Maestro! — Case Study

Role Systems Developer, Motion Capture Specialist

Timeline Spring 2026

Context Class project, UT Austin (AET)

Team Oui-Pittt

QTM (Qualisys Track Manager)TouchDesignerPythonOSC ProtocolChataigneAbleton LiveResolume

Experience Trailer

The Concept

Maestro! transforms the LIM Lab into a jazz fusion band you play with your body. Five paper mache instruments — saxophone, trumpet, drums, electric keyboard, and bass guitar — sit in the space. When a guest picks one up and moves around with it, that instrument’s part of the song comes to life. Position affects spatialization. Held height affects volume. Rotation affects effects. As more instruments get picked up, the full ensemble fills out.

The composers wrote three original three-minute jazz pieces with five instruments: keytar, drums, bass, saxophone, and trumpet. The audience plays them.

My Contributions

This case study focuses on the systems I built between the motion capture data and everything else. My job was to take raw 6DoF tracking data from QTM and turn it into something the composers and visual artists could actually use — scaled, named, and routed to the right places. I also led the overall development and refinement of the experience. Figuring out not just what is technically a responsive interaction, but what really feels like an interaction to the user was a huge part of the work, and I was deeply involved in that process from start to finish. I built the core system, then iterated on it in response to playtesting feedback and composer/artist needs until we had a polished final product.

The Team — Oui-Pittt

Maggie Rheudasil Producer

Isabella Martinez Fabrication Lead

Helena Bjeletich Systems Lead

Olivia Longoria Composer / Lighting Designer

Will Johnson Composer

Nicolas Sosa Composer

Jovanna Molina Artist / Programmer (TouchDesigner lead for visuals)

Jennifer Yu Artist

Jeremy Scheppers Artist / Lighting Designer

The Core Problem

QTM gives you raw 6DoF data: X, Y, Z position in millimeters, and rotation as Euler angles. It comes out of the system fast and accurate, but it is not art-ready. A composer working in Ableton doesn’t want to think about millimeters. A visual artist working in TouchDesigner doesn’t want to deal with -3000 to 3000 value ranges. They want the data in the shape their tools already speak: MIDI 0–127 for audio, normalized -1 to 1 for visuals.
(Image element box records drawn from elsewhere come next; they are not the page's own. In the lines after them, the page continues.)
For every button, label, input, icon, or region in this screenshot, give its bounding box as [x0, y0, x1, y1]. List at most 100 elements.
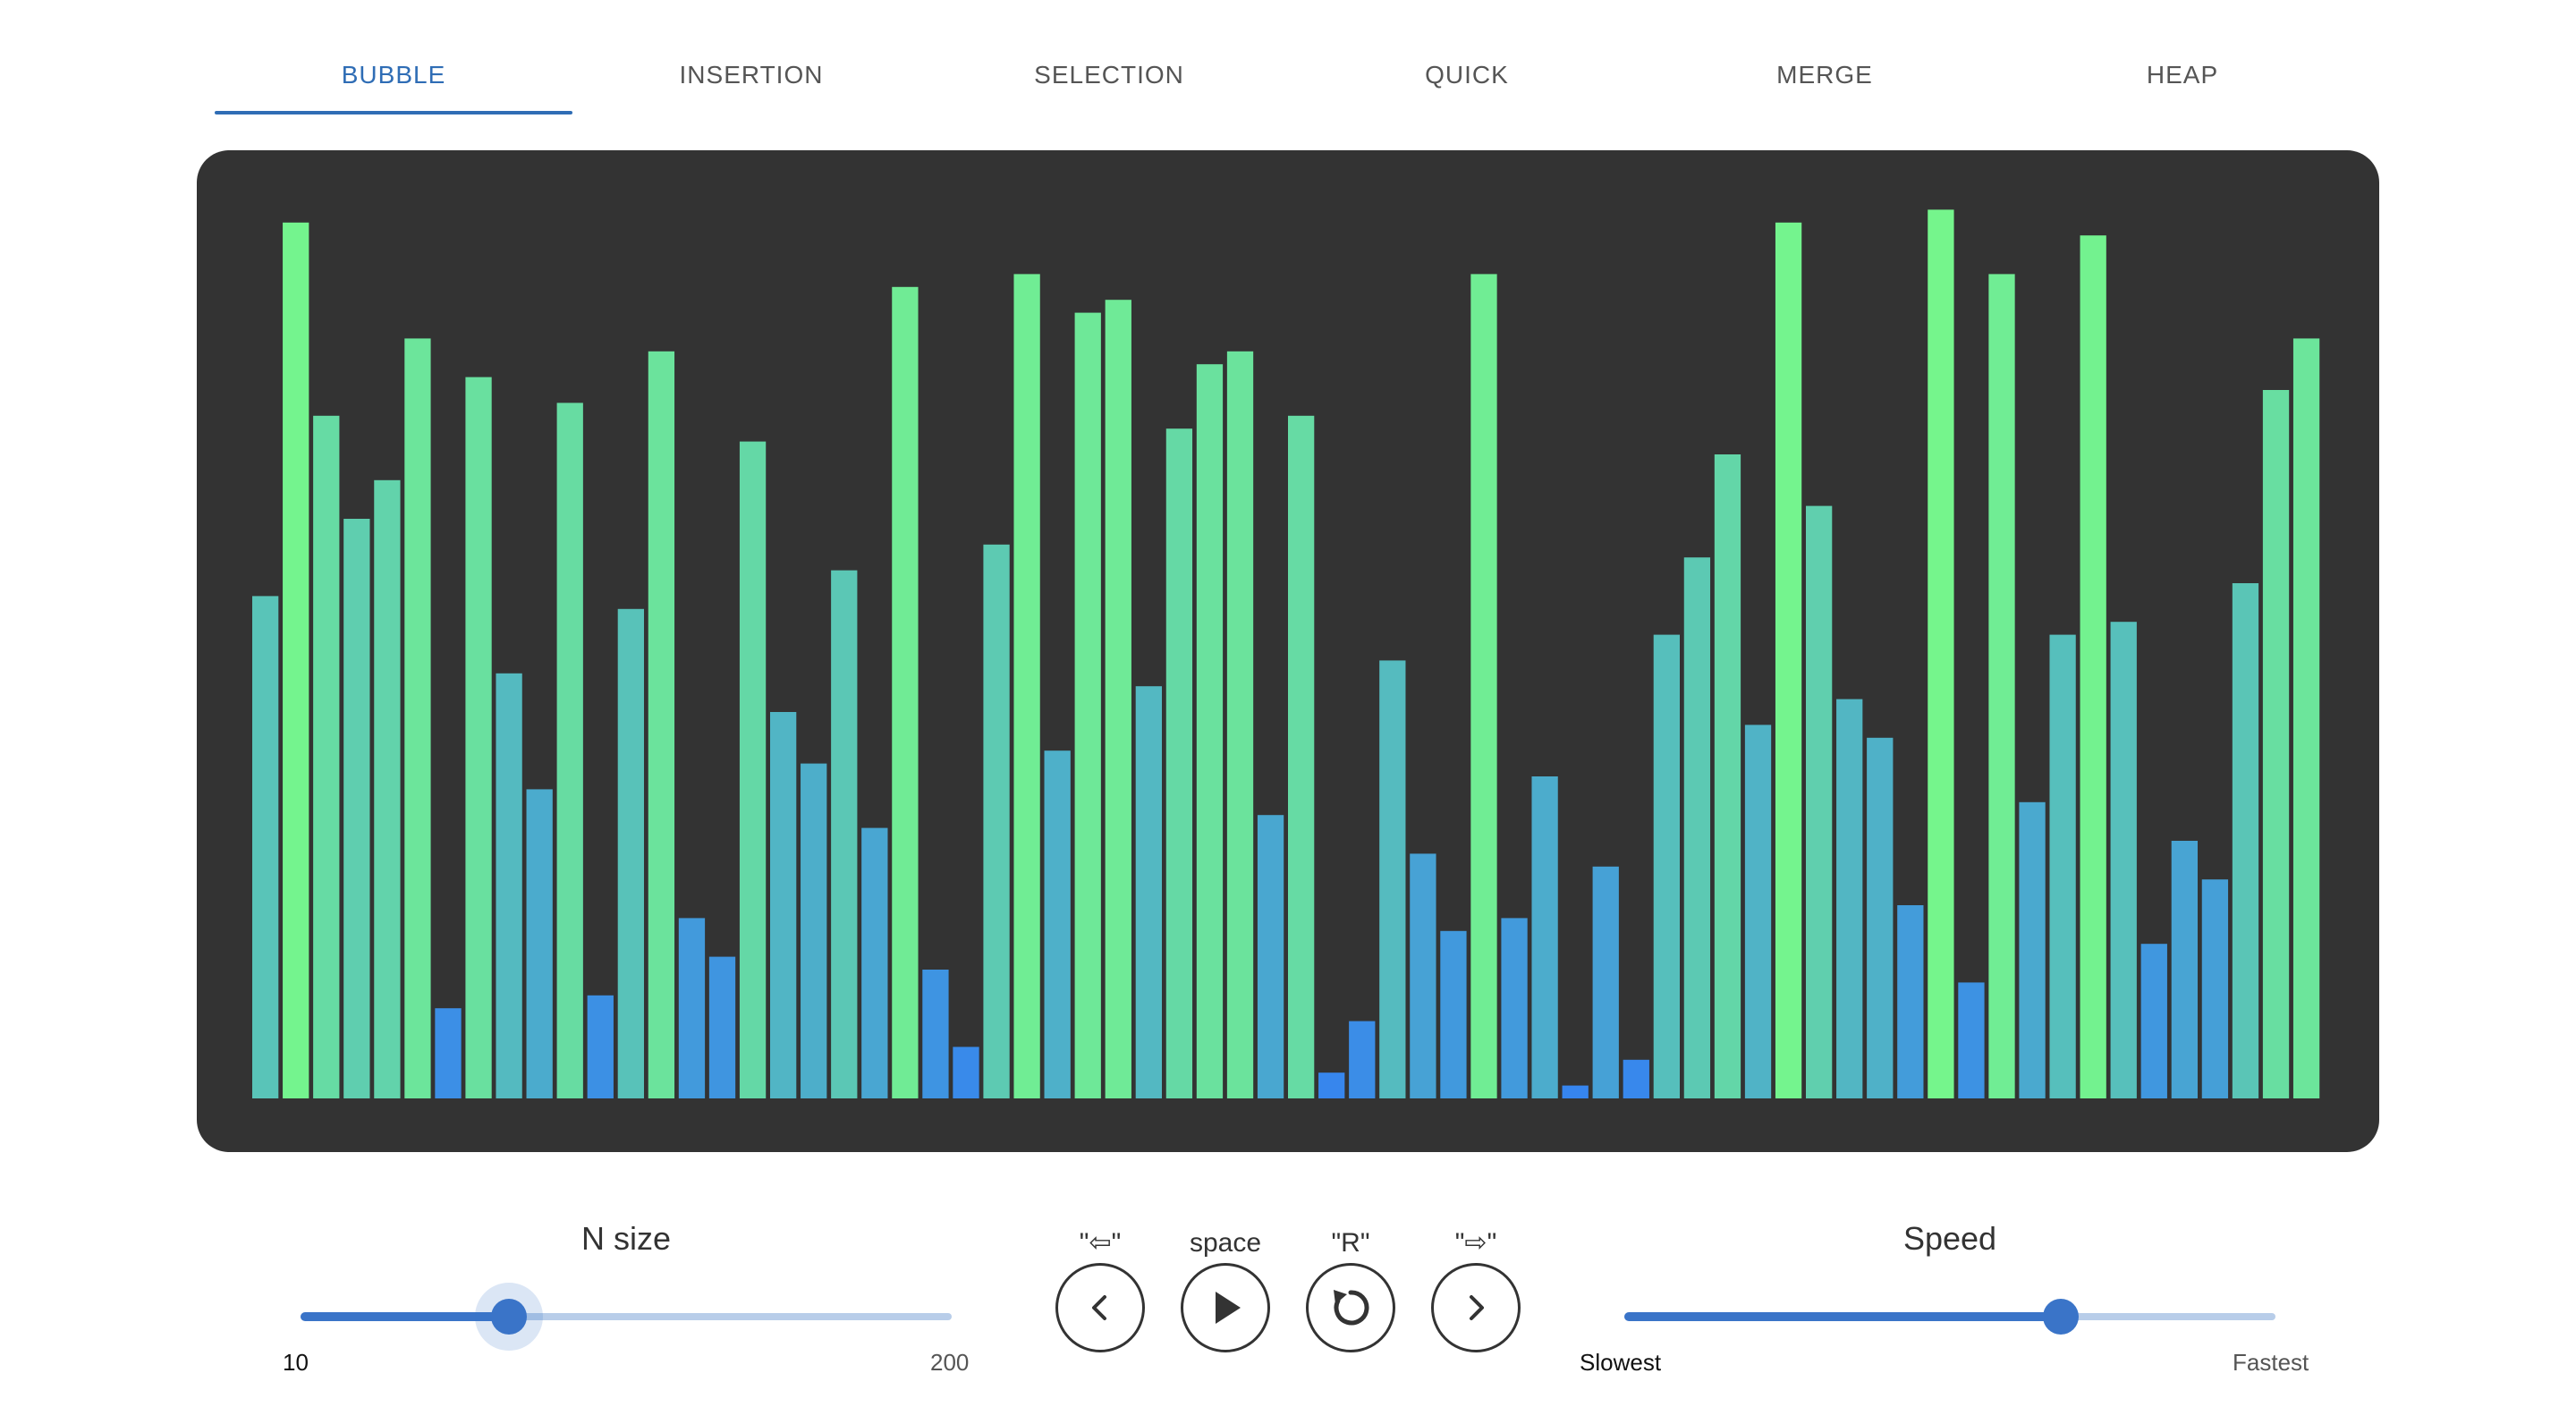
bar [1013, 274, 1040, 1098]
bar [1226, 351, 1254, 1098]
bar [1836, 699, 1863, 1098]
play-group: space [1179, 1224, 1272, 1352]
tab-selection[interactable]: SELECTION [1034, 61, 1184, 89]
bar [1653, 634, 1680, 1098]
bar [1470, 274, 1497, 1098]
n-size-max-label: 200 [930, 1349, 970, 1376]
bar [1958, 982, 1985, 1098]
speed-thumb[interactable] [2043, 1299, 2079, 1335]
bar [252, 596, 279, 1098]
reset-hint: "R" [1331, 1228, 1370, 1258]
bar [343, 519, 370, 1098]
tab-quick[interactable]: QUICK [1425, 61, 1509, 89]
bar [708, 956, 736, 1098]
n-size-track[interactable] [301, 1313, 952, 1320]
bar [801, 763, 827, 1098]
bar [2171, 841, 2198, 1098]
bar [1379, 660, 1406, 1098]
n-size-thumb[interactable] [491, 1299, 527, 1335]
bar [374, 479, 401, 1098]
speed-slider[interactable] [1624, 1295, 2275, 1338]
prev-step-button[interactable] [1055, 1263, 1145, 1352]
bar [526, 789, 553, 1098]
bar [2049, 634, 2076, 1098]
bar [1410, 853, 1436, 1098]
bar [1592, 866, 1619, 1098]
bar [953, 1047, 979, 1098]
bar [1988, 274, 2015, 1098]
speed-title: Speed [1902, 1220, 1997, 1257]
reset-group: "R" [1304, 1224, 1397, 1352]
sort-visualizer [197, 150, 2379, 1152]
n-size-slider[interactable] [301, 1283, 952, 1351]
bars-chart [252, 209, 2320, 1099]
n-size-fill [301, 1312, 509, 1321]
bar [1074, 312, 1101, 1099]
bar [892, 286, 919, 1098]
bar [1744, 725, 1772, 1098]
bar [648, 351, 675, 1098]
prev-step-group: "⇦" [1054, 1224, 1147, 1352]
bar [739, 441, 767, 1099]
play-button[interactable] [1181, 1263, 1270, 1352]
next-step-button[interactable] [1431, 1263, 1521, 1352]
bar [1714, 454, 1741, 1098]
speed-max-label: Fastest [2233, 1349, 2309, 1376]
reset-button[interactable] [1306, 1263, 1395, 1352]
bar [831, 570, 858, 1098]
bar [1105, 300, 1131, 1098]
chevron-right-icon [1470, 1295, 1484, 1320]
tab-merge[interactable]: MERGE [1776, 61, 1873, 89]
bar [678, 918, 706, 1098]
chevron-left-icon [1092, 1295, 1106, 1320]
bar [2140, 944, 2167, 1098]
prev-step-hint: "⇦" [1079, 1228, 1122, 1258]
n-size-title: N size [580, 1220, 672, 1257]
bar [1318, 1072, 1345, 1098]
bar [1806, 505, 1833, 1098]
bar [404, 338, 431, 1098]
bar [2292, 338, 2320, 1098]
tab-insertion[interactable]: INSERTION [679, 61, 824, 89]
bar [1349, 1021, 1376, 1098]
reset-icon [1334, 1290, 1369, 1326]
algorithm-tabs: BUBBLE INSERTION SELECTION QUICK MERGE H… [215, 36, 2361, 114]
bar [1531, 776, 1558, 1098]
bar [1928, 209, 1954, 1098]
bar [1196, 364, 1224, 1098]
bar [770, 712, 797, 1098]
bar [283, 222, 309, 1099]
bar [861, 827, 888, 1098]
bar [1288, 415, 1315, 1098]
bar [587, 995, 614, 1098]
tab-heap[interactable]: HEAP [2146, 61, 2219, 89]
next-step-hint: "⇨" [1454, 1228, 1497, 1258]
bar [2080, 235, 2106, 1098]
bar [465, 377, 492, 1099]
play-icon [1216, 1292, 1241, 1324]
bar [1562, 1085, 1589, 1098]
bar [2262, 390, 2290, 1098]
bar [1257, 815, 1284, 1098]
tab-bubble[interactable]: BUBBLE [215, 36, 572, 114]
bar [1501, 918, 1528, 1098]
bar [1044, 750, 1071, 1098]
bar [2232, 583, 2259, 1098]
bar [1623, 1059, 1649, 1098]
bar [1440, 930, 1467, 1098]
bar [983, 544, 1010, 1098]
bar [1867, 737, 1894, 1098]
next-step-group: "⇨" [1429, 1224, 1522, 1352]
speed-fill [1624, 1312, 2061, 1321]
bar [2019, 801, 2046, 1098]
bar [556, 403, 583, 1098]
speed-min-label: Slowest [1580, 1349, 1662, 1376]
bar [1165, 428, 1193, 1098]
bar [617, 608, 644, 1098]
play-hint: space [1189, 1228, 1262, 1258]
bar [922, 970, 949, 1098]
bar [313, 415, 340, 1098]
bar [2110, 622, 2137, 1098]
bar [1135, 686, 1162, 1098]
bar [2201, 879, 2229, 1098]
On top of that, there were a few different computers involved. The QTM-to-TouchDesigner pipeline lived on one machine (mine). Ableton lived on another (the composers’). The visuals were running on another computer in TouchDesigner and Resolume. Everything had to agree about what each instrument’s data meant.

Goal

Make it as easy as possible for the artists to do art. They shouldn’t have to write Python. They shouldn’t have to debug OSC addresses. They should be able to say “I want velocity of the drumsticks to control the hi-hat filter” and have that be a two-minute wiring job, not a two-day engineering problem.

System Architecture

Here is how the data flows from markers on an instrument to sound coming out of the speakers:

┌──────────────────────┐
│        QTM           │  (Qualisys Track Manager)
│  6DoF object stream  │  X, Y, Z, rx, ry, rz per object
└──────────┬───────────┘
         │ OSC
┌──────────▼───────────┐
│   TouchDesigner      │  (my machine)
│                      │
│  ┌────────────────┐  │
│  │ Python Layer   │  │  parse → registry → velocity
│  │ (uniform math) │  │   → pose detection
│  └────────┬───────┘  │
│           │          │
│  ┌────────▼───────┐  │
│  │ Node Layer     │  │  per-instrument mapping
│  │ (per-inst.     │  │    math that "feels right"
│  │  tweaking)     │  │
│  └────────┬───────┘  │
│           │          │
│       ┌───┴───┐      │
│       │       │      │
│  ┌────▼──┐ ┌──▼───┐  │
│  │ MIDI  │ │ Norm │  │  two separate tables,
│  │ 0-127 │ │ -1→1 │  │  two separate OSC streams
│  └───┬───┘ └──┬───┘  │
└──────┼────────┼──────┘
     │        │
     │        └────► visuals (Jovanna, Jennifer, Jeremy)
     │
┌──────▼───────┐
│  Chataigne   │  (composers' machine)
│  OSC → MIDI  │
└──────┬───────┘
     │
┌──────▼───────┐
│   Ableton    │  spatial audio, volume, effects
│  3 pieces    │  one instrument per track
└──────────────┘

The two big architectural decisions I made were:

Split the logic between Python and TouchDesigner nodes based on what kind of operation it is.
Send two different OSC streams downstream: one pre-mapped to MIDI range, one normalized, so each consumer gets data in its native language.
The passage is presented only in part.